Lui, la main dans ses cheveux,
Elle, le visage sur sa poitrine.
De son buisson, de loin,
Dans cette fin d’après-midi de janvier frileux,
Il observe deux amoureux enlacés,
Sur le banc vert de ses nuits blanches.
Malgré le paravent de verdure,
Il devine parfaitement les mots
Qu’échangent, silencieux, leurs cœurs unis.
L’éclairage public brille
Depuis déjà longtemps. Il se fait tard.
Le couple se lève d’un égal élan,
Sans cesser de s’étreindre,
Sans croiser ce regard qu’éblouit
Des trésors de tendresse.
Il les suit longuement des yeux,
Jusqu’à l’imposante grille du parc
Qui grince un peu lorsqu’ils la referment.
Alors il tire du bosquet
Un vieux carton aplati, puis son cabas.
Franchissant une porte qu’invente sa déraison,
Il semble la refermer avec soin.
Il retrouve son lit de bois soumis aux quatre vents :
Ce banc public, nid d’amour du jeune couple
Qui venait sans le savoir de le lui chauffer.
Il y sera bien cette nuit encore
Jusqu’au petit matin.
A présent il s’allonge, s’enveloppant
De la couverture qui tenait dans son sac.
Il remonte les genoux car elle est un peu courte.
Ses paupières lourdes, mais sous le charme encore,
Font signe au vieux réverbère
Qui semblant comprendre, leur obéit et s’éteint.
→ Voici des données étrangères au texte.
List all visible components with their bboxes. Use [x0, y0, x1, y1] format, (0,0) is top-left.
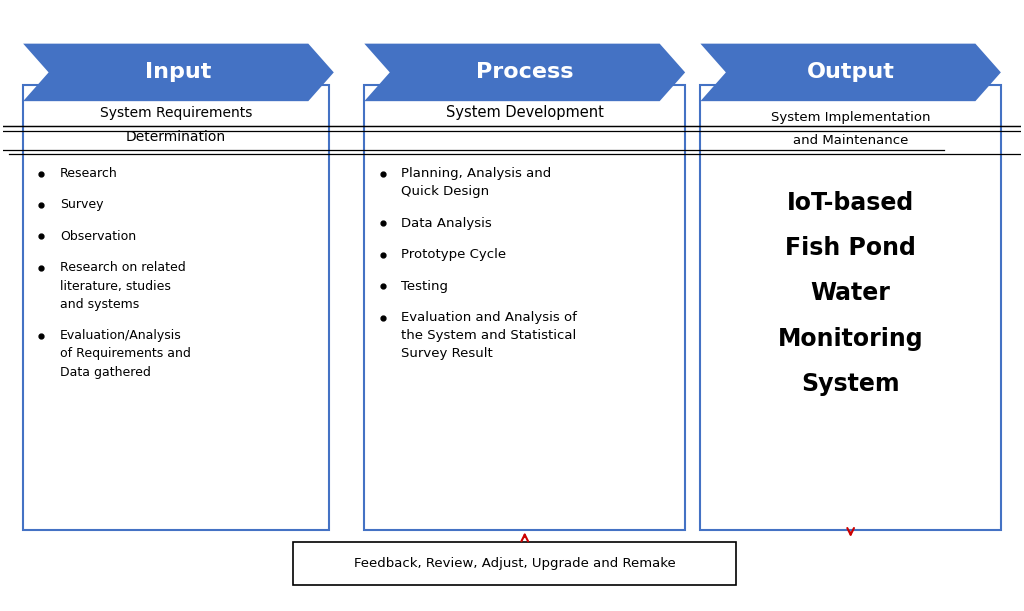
Text: Input: Input: [145, 62, 212, 82]
Text: Fish Pond: Fish Pond: [785, 236, 916, 260]
Text: Data gathered: Data gathered: [59, 365, 151, 379]
Text: Quick Design: Quick Design: [401, 185, 489, 198]
FancyBboxPatch shape: [24, 84, 329, 530]
FancyBboxPatch shape: [700, 84, 1000, 530]
Text: IoT-based: IoT-based: [787, 191, 914, 214]
Text: System Requirements: System Requirements: [99, 106, 252, 120]
Text: Prototype Cycle: Prototype Cycle: [401, 248, 506, 261]
Text: Testing: Testing: [401, 280, 447, 293]
Text: Research: Research: [59, 167, 118, 180]
Text: Determination: Determination: [126, 130, 226, 144]
Text: the System and Statistical: the System and Statistical: [401, 329, 577, 342]
Text: Planning, Analysis and: Planning, Analysis and: [401, 167, 551, 180]
Text: System Implementation: System Implementation: [771, 111, 931, 124]
Text: Survey: Survey: [59, 199, 103, 211]
Text: Monitoring: Monitoring: [778, 327, 924, 351]
Text: Evaluation and Analysis of: Evaluation and Analysis of: [401, 311, 577, 324]
Text: Output: Output: [807, 62, 895, 82]
Text: Feedback, Review, Adjust, Upgrade and Remake: Feedback, Review, Adjust, Upgrade and Re…: [353, 557, 676, 570]
FancyBboxPatch shape: [293, 541, 736, 585]
Text: Research on related: Research on related: [59, 262, 185, 274]
Text: literature, studies: literature, studies: [59, 280, 171, 293]
Text: Observation: Observation: [59, 230, 136, 243]
Polygon shape: [365, 43, 685, 101]
Polygon shape: [24, 43, 334, 101]
Text: Data Analysis: Data Analysis: [401, 217, 492, 230]
Text: Evaluation/Analysis: Evaluation/Analysis: [59, 329, 181, 342]
Text: Survey Result: Survey Result: [401, 348, 493, 360]
Text: and systems: and systems: [59, 298, 139, 311]
Text: of Requirements and: of Requirements and: [59, 348, 190, 360]
Text: Water: Water: [811, 282, 891, 306]
Text: System Development: System Development: [445, 106, 604, 120]
Text: System: System: [802, 372, 900, 396]
Text: and Maintenance: and Maintenance: [793, 134, 908, 147]
Polygon shape: [700, 43, 1000, 101]
FancyBboxPatch shape: [365, 84, 685, 530]
Text: Process: Process: [476, 62, 573, 82]
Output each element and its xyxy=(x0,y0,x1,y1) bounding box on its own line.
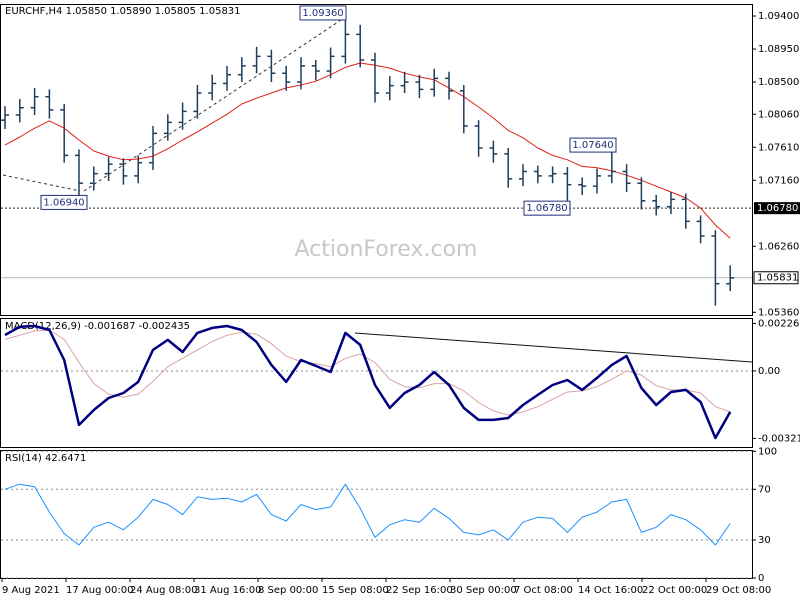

Les douces images de la fin d’après-midi
Dansent devant ses yeux.
Il y trouve doucement le sommeil.
L’attendrissant film qu'il a suivi adoucit sa nuit,
Prenant peu à peu la forme d’un rêve…
D’un sourire dessiné aux lèvres,
Il y enlace avec bonheur la belle,
-Son vieux paletot en fait, roulé en boule-
Sans rien sentir sous son flanc des lattes de bois
Ni de l’aquilon venu geler le square :
Songeant aux cuisses de cette femme,
Il dort, dans une chaleur sans pareille.